Speaking of Marvel, the story inside opens with an escaped con who wanders onto a nuclear test site just as an atomic bomb is about to go off. He’s hiding in a cave when the bomb goes off and the effects of the radiation and unleashed chemicals in the earth cause his body to mutate. All together now… “Gee, isn’t that the same origin that appeared two years earlier in the Incredible Hulk?” I mean, from comic books very beginnings, its tropes were practically considered public domain, but geewillikers… make an effort, huh? Anyway, the escaped con, Luke Elrod, now has the ability to change himself in to anything he wants animal, vegetable mineral or atomic. Over the course of the story he turns himself into tree roots, a jackhammer, Barry Allen, water, a bag of jewels, a piece of paper, a small airplane, and finally a guided missile with and atomic warhead designed to seek out the Flash, which the Flash lures to vast wasteland on the outskirts of Central City (huh? again) where it detonates because the Flash turns himself back into Barry Allen and the bomb doesn’t know what to do. Now readers of this blog know that I have all the respect in the world for Gardner Fox, but every now and then we all come up with a silly story. Fox’s mistake was that he wrote this one down.

He made up for it though in the Kid Flash story that followed where he dropped one of those cool Flash scientific facts on us like the fact that cellophane when packed tightly enough and set afire… will explode. That’s pretty cool to know. I never tried it, but, who knows? There’s still time.

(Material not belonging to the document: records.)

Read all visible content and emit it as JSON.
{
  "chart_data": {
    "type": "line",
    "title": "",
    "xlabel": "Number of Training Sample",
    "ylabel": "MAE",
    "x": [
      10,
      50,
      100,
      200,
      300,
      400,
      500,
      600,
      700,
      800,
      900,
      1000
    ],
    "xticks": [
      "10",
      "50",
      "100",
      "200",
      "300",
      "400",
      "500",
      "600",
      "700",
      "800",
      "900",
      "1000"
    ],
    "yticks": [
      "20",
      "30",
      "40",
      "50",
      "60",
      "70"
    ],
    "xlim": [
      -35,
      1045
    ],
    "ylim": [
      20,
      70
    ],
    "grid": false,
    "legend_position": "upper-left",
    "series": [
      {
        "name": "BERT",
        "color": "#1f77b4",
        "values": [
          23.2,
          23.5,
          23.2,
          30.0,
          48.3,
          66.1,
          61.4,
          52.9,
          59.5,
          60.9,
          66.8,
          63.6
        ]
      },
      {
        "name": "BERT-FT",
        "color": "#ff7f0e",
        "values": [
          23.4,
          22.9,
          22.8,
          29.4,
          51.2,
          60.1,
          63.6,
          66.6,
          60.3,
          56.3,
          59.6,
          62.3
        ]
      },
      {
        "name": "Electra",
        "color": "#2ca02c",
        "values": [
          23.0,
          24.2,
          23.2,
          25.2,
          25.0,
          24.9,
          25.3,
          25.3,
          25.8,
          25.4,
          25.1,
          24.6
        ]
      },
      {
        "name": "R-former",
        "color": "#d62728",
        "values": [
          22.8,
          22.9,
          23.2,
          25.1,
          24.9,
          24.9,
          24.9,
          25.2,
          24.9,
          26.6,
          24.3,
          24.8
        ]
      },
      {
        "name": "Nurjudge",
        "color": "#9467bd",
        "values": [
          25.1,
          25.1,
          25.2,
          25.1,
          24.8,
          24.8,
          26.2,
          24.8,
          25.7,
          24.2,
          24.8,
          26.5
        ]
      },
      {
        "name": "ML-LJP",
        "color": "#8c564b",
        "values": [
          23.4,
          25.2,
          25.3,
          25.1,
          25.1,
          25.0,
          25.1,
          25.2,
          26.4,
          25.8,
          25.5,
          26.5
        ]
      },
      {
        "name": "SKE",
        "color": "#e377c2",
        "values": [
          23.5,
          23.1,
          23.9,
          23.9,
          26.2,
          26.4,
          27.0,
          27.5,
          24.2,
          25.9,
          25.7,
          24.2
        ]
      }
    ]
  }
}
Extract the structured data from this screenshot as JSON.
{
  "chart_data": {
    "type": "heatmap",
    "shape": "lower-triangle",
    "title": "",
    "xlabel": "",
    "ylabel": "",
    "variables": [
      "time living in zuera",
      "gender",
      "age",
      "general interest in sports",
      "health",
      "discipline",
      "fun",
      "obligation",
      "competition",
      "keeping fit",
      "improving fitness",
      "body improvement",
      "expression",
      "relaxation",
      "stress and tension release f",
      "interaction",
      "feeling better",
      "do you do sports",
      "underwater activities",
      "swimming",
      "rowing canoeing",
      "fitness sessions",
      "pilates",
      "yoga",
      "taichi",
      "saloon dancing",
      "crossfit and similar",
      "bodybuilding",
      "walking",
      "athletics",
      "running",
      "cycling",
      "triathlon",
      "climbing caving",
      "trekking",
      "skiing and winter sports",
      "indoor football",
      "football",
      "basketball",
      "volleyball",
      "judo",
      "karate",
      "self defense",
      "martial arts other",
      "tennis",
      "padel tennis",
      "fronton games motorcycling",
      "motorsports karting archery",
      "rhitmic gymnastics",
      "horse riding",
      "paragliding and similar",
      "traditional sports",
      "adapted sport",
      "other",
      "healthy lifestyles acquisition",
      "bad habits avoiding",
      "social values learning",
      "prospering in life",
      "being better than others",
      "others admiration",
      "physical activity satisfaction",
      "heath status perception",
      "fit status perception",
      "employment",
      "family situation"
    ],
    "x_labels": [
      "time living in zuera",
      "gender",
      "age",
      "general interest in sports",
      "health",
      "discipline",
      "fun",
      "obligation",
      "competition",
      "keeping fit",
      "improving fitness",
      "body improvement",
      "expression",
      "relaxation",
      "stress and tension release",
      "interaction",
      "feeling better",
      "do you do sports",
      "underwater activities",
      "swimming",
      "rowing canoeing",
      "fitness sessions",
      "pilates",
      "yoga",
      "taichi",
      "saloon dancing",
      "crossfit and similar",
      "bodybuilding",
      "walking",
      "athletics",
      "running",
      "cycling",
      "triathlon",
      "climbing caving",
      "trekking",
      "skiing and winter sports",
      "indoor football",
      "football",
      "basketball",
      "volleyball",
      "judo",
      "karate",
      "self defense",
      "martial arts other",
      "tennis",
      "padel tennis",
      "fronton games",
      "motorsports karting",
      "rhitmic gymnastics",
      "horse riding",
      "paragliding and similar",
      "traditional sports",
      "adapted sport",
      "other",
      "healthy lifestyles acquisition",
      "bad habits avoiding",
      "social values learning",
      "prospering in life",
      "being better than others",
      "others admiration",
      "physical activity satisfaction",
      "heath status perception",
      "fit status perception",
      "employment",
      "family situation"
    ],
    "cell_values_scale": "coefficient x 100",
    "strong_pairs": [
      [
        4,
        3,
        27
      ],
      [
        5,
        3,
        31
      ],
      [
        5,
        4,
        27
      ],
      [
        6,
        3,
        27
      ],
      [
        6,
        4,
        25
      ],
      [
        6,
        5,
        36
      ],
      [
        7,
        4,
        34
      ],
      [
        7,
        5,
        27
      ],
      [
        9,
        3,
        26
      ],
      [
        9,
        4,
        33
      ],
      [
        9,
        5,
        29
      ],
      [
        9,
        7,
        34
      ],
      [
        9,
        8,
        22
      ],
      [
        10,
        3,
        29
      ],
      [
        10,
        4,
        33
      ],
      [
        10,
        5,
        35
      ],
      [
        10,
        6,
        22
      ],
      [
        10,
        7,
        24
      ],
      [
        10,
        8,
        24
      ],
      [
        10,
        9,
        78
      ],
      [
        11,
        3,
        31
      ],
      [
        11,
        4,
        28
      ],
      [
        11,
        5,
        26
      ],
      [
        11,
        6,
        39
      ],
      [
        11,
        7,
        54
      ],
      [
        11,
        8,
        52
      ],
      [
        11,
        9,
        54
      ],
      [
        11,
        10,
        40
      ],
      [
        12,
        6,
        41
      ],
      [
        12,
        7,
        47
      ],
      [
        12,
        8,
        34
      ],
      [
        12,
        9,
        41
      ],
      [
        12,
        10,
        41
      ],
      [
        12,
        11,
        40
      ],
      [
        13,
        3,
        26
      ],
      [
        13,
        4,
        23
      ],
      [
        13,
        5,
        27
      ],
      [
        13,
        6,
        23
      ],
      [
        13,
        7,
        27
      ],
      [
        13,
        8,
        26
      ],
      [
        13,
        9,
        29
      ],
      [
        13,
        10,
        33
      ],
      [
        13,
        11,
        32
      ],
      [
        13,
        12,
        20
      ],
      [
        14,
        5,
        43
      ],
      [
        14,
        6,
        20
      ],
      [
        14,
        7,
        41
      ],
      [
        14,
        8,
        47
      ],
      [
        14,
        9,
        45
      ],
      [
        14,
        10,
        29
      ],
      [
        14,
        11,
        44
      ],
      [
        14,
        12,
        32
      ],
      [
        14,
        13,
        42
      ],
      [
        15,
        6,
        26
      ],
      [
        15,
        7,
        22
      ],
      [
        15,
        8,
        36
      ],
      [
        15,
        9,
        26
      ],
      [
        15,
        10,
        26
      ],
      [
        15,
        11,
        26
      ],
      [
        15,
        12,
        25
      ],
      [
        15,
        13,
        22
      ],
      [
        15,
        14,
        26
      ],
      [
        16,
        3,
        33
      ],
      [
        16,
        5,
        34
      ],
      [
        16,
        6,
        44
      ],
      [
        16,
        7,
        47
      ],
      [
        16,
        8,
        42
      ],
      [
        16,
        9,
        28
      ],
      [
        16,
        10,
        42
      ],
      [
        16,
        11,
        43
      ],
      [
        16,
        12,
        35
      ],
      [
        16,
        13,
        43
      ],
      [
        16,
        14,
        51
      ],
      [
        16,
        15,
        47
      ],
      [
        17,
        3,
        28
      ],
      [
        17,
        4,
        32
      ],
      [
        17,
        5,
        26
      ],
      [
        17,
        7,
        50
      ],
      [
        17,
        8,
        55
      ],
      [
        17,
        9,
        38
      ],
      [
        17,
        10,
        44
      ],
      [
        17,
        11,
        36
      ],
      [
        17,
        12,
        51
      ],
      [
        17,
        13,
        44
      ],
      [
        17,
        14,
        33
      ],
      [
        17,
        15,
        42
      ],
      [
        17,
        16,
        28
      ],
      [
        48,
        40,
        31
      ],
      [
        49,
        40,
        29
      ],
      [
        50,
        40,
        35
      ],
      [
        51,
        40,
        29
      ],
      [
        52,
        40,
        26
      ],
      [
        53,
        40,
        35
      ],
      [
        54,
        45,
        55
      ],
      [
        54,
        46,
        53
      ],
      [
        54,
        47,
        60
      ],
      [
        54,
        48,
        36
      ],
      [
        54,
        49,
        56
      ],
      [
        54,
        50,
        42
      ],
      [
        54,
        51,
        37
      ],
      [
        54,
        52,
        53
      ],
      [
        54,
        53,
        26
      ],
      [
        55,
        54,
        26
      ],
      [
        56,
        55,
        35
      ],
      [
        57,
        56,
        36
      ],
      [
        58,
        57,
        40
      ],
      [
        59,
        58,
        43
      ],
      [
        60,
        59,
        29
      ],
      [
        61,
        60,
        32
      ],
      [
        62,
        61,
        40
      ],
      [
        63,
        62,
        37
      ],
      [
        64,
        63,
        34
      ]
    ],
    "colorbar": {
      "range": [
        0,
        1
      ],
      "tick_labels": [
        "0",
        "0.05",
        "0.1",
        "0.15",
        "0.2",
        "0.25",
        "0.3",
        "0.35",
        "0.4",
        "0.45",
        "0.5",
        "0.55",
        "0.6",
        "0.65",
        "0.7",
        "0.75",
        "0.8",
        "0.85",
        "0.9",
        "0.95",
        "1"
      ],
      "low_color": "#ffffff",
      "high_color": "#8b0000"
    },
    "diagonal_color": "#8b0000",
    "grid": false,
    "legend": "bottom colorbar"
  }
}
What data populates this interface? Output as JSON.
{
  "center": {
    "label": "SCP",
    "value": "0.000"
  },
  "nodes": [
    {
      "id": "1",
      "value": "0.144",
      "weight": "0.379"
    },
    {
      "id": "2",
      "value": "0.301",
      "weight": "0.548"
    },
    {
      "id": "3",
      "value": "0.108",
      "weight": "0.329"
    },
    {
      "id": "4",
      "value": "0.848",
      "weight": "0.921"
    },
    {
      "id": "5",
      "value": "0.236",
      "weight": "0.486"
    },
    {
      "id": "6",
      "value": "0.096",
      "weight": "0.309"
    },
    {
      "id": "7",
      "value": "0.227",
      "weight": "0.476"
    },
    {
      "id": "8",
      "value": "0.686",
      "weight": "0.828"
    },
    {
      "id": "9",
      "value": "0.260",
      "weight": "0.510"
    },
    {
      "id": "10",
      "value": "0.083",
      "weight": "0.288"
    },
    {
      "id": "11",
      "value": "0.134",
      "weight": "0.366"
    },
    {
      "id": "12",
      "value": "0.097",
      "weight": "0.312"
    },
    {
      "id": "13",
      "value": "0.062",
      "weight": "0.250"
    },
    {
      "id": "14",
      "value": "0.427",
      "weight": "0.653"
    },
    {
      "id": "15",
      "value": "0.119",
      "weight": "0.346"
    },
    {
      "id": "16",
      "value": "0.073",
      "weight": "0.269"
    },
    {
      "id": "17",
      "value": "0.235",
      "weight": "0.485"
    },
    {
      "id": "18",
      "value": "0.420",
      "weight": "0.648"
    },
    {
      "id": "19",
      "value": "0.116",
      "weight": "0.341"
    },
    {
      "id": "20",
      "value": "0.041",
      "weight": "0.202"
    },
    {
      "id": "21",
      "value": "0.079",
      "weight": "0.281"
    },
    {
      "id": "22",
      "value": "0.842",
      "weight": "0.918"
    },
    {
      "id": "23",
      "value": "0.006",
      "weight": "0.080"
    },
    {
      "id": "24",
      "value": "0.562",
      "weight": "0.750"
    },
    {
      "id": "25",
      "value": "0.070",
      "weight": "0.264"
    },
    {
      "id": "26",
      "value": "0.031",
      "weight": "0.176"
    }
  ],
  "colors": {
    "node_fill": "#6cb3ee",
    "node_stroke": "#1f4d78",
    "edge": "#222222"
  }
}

One sad note about this issue is that at the end of the lettercol, it was announced that the Elongated Man would be leaving the Flash and moving to a back-up slot in Detective Comics. Elongated Man, we hardly knew ye. On another page at the back of the mag we saw an ad for the next issue of Mystery in Space with Adam Strange on the cover little realizing that this would be the last Schwartz edited, Infantino drawn, Anderson/Giella inked and Fox written issue with that character. This was all happening because Schwartz and team would be moving over to Detective Comics to attempt to revive the moribund Batman franchise, and, as a result, the Elongated Man and Adam Strange would be sacrificed in the abattoir of clueless managerial dictates. To song-check Bobby, the times were definitely a changin’.